If you have a lot on your plate, a relaxing massage can work wonders to reduce feelings of stress, relax the muscles, and improve your general energy level and attitude. The best massage techniques focus on removing tension from common stress points, and working with the muscles to achieve the best results.
BetterMassageTherapy.com gives a simple step-by-step procedure for the most effective shoulder and neck work, by focusing on the muscle groups that hold the most tension. Tensions can be caused by labor, a sedentary work life, or general stress and anxiety.
Preparing for the massage
Most people do not own a massage table, so the best substitute is to lie on the floor. It is a firm surface that releases tension throughout the spine. Use a yoga mat or other small pad or blanket to ensure comfort for the person to be massaged. Have the person lie on his or her back with arms at sides. Place a rolled towel under the base of the neck to ensure support for the cervical spine.
Tend to the head and chest
Begin by cradling the head in your hands. Lift gently and swivel the head slowly from side to side, allowing a slight stretch before returning the head to center. (This tutorial offers further tips for massaging the head, and examples of the circular motions mentioned in this article.) Then knead the chest muscles just below the clavicle on either side. These muscles hold much of the tension experienced in the shoulders and neck.
Then focus on the neck
Spend time stretching the neck muscles by swiveling the head in either direction. First, turn the head to the right, gently, so the person does not experience any discomfort. Proceed to massage the neck muscles from just below the ear to the trapezius at the top of the back.
Use a combination of kneading and gentle palpations: circular motions work well to release the tension in these muscles. Repeat this on the left side, following the neck muscles down to the trapezius.
And move to the shoulders
While massaging the neck, proceed to the shoulder blades. Using circular motions, press your fingers into the shoulder blades along the clavicle, following the lines of the neck. Feel for any points of tension, or knots, and take your time massaging those areas until the area softens.
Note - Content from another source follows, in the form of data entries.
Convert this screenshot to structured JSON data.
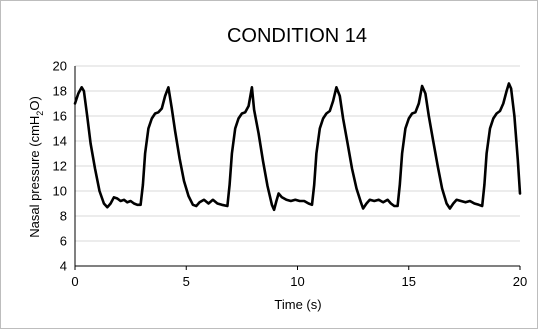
{
  "chart_data": {
    "type": "line",
    "title": "CONDITION 14",
    "xlabel": "Time (s)",
    "ylabel": {
      "prefix": "Nasal pressure (cmH",
      "subscript": "2",
      "suffix": "O)"
    },
    "xlim": [
      0,
      20
    ],
    "ylim": [
      4,
      20
    ],
    "xticks": [
      0,
      5,
      10,
      15,
      20
    ],
    "yticks": [
      4,
      6,
      8,
      10,
      12,
      14,
      16,
      18,
      20
    ],
    "grid": {
      "horizontal": true,
      "vertical": false
    },
    "legend": "none",
    "series": [
      {
        "color": "#000000",
        "points": [
          [
            0.0,
            17.0
          ],
          [
            0.15,
            17.8
          ],
          [
            0.3,
            18.3
          ],
          [
            0.4,
            18.0
          ],
          [
            0.55,
            16.0
          ],
          [
            0.7,
            13.8
          ],
          [
            0.9,
            11.8
          ],
          [
            1.1,
            10.0
          ],
          [
            1.3,
            9.0
          ],
          [
            1.45,
            8.7
          ],
          [
            1.6,
            9.0
          ],
          [
            1.75,
            9.5
          ],
          [
            1.9,
            9.4
          ],
          [
            2.05,
            9.2
          ],
          [
            2.2,
            9.3
          ],
          [
            2.35,
            9.1
          ],
          [
            2.5,
            9.2
          ],
          [
            2.65,
            9.0
          ],
          [
            2.8,
            8.9
          ],
          [
            2.95,
            8.9
          ],
          [
            3.05,
            10.5
          ],
          [
            3.15,
            13.0
          ],
          [
            3.3,
            15.0
          ],
          [
            3.45,
            15.8
          ],
          [
            3.6,
            16.2
          ],
          [
            3.75,
            16.3
          ],
          [
            3.9,
            16.6
          ],
          [
            4.05,
            17.6
          ],
          [
            4.2,
            18.3
          ],
          [
            4.35,
            16.6
          ],
          [
            4.5,
            14.8
          ],
          [
            4.7,
            12.6
          ],
          [
            4.9,
            10.8
          ],
          [
            5.1,
            9.6
          ],
          [
            5.3,
            8.9
          ],
          [
            5.45,
            8.8
          ],
          [
            5.6,
            9.1
          ],
          [
            5.8,
            9.3
          ],
          [
            6.0,
            9.0
          ],
          [
            6.2,
            9.3
          ],
          [
            6.4,
            9.0
          ],
          [
            6.6,
            8.9
          ],
          [
            6.85,
            8.8
          ],
          [
            6.95,
            10.5
          ],
          [
            7.05,
            13.0
          ],
          [
            7.2,
            15.0
          ],
          [
            7.35,
            15.8
          ],
          [
            7.5,
            16.2
          ],
          [
            7.65,
            16.3
          ],
          [
            7.8,
            16.8
          ],
          [
            7.95,
            18.3
          ],
          [
            8.05,
            16.5
          ],
          [
            8.25,
            14.6
          ],
          [
            8.45,
            12.4
          ],
          [
            8.65,
            10.4
          ],
          [
            8.85,
            8.9
          ],
          [
            8.95,
            8.5
          ],
          [
            9.05,
            9.2
          ],
          [
            9.15,
            9.8
          ],
          [
            9.3,
            9.5
          ],
          [
            9.5,
            9.3
          ],
          [
            9.7,
            9.2
          ],
          [
            9.9,
            9.3
          ],
          [
            10.1,
            9.2
          ],
          [
            10.3,
            9.2
          ],
          [
            10.5,
            9.0
          ],
          [
            10.65,
            8.9
          ],
          [
            10.75,
            10.5
          ],
          [
            10.85,
            13.0
          ],
          [
            11.0,
            15.0
          ],
          [
            11.15,
            15.8
          ],
          [
            11.3,
            16.2
          ],
          [
            11.45,
            16.4
          ],
          [
            11.6,
            17.2
          ],
          [
            11.75,
            18.3
          ],
          [
            11.9,
            17.6
          ],
          [
            12.05,
            15.8
          ],
          [
            12.25,
            13.8
          ],
          [
            12.45,
            11.8
          ],
          [
            12.65,
            10.2
          ],
          [
            12.85,
            9.1
          ],
          [
            12.95,
            8.6
          ],
          [
            13.1,
            9.0
          ],
          [
            13.25,
            9.3
          ],
          [
            13.45,
            9.2
          ],
          [
            13.65,
            9.3
          ],
          [
            13.85,
            9.1
          ],
          [
            14.05,
            9.3
          ],
          [
            14.2,
            9.0
          ],
          [
            14.35,
            8.8
          ],
          [
            14.5,
            8.8
          ],
          [
            14.6,
            10.5
          ],
          [
            14.7,
            13.0
          ],
          [
            14.85,
            15.0
          ],
          [
            15.0,
            15.8
          ],
          [
            15.15,
            16.2
          ],
          [
            15.3,
            16.3
          ],
          [
            15.45,
            17.0
          ],
          [
            15.6,
            18.4
          ],
          [
            15.75,
            17.8
          ],
          [
            15.9,
            16.0
          ],
          [
            16.1,
            14.0
          ],
          [
            16.3,
            12.0
          ],
          [
            16.5,
            10.2
          ],
          [
            16.7,
            9.0
          ],
          [
            16.85,
            8.6
          ],
          [
            17.0,
            9.0
          ],
          [
            17.15,
            9.3
          ],
          [
            17.35,
            9.2
          ],
          [
            17.55,
            9.1
          ],
          [
            17.75,
            9.2
          ],
          [
            17.95,
            9.0
          ],
          [
            18.15,
            8.9
          ],
          [
            18.3,
            8.8
          ],
          [
            18.4,
            10.5
          ],
          [
            18.5,
            13.0
          ],
          [
            18.65,
            15.0
          ],
          [
            18.8,
            15.8
          ],
          [
            18.95,
            16.2
          ],
          [
            19.1,
            16.4
          ],
          [
            19.25,
            17.0
          ],
          [
            19.4,
            18.0
          ],
          [
            19.5,
            18.6
          ],
          [
            19.6,
            18.2
          ],
          [
            19.75,
            16.0
          ],
          [
            19.9,
            12.5
          ],
          [
            20.0,
            9.8
          ]
        ]
      }
    ]
  }
}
Ask the person to flip onto the stomach, and remove the rolled towel from under the neck. Keep the hands at the sides. Proceed to massage the shoulder blades with the palms of your hand, lifting the shoulder girdle slightly to release tension in the muscles underneath and along the tops of the shoulders.
At this point, feel free to run the hands down the spine, releasing tension down the back. Use a raking motion, and focus on the two divets on either side of the spine. These muscles often hold much of the tension in the back. Repeat up the spine using the same circular motions with the palms of the hands and the fingers. Press the fingers into the areas just to either side of the spine, moving up the back toward the shoulders.
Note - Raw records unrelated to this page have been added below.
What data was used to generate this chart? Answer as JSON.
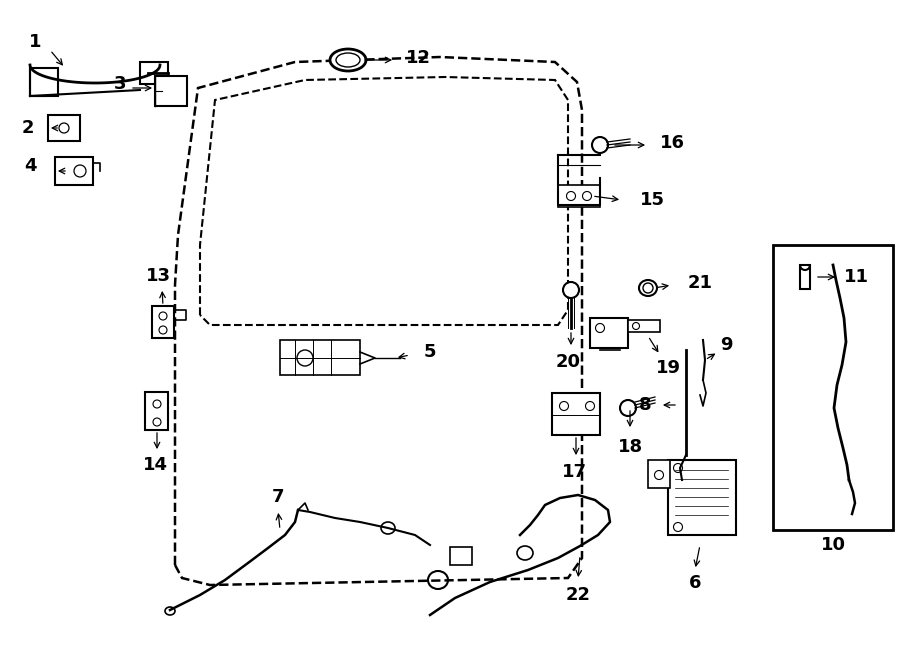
{
  "bg_color": "#ffffff",
  "line_color": "#000000",
  "fig_width": 9.0,
  "fig_height": 6.61,
  "dpi": 100
}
Repeat this massage as necessary to remove tension from the neck and shoulders. To ease tension on a daily basis, take five minutes every hour or half hour, stretching the muscles in the back and neck, and using neck rolls and toe touches.
Be sure to stretch the lumbar spine, or lower back, by placing the hands at the small of the back and pushing the chest outward. These stretch breaks will help to reduce built-up tension in the areas of the upper back.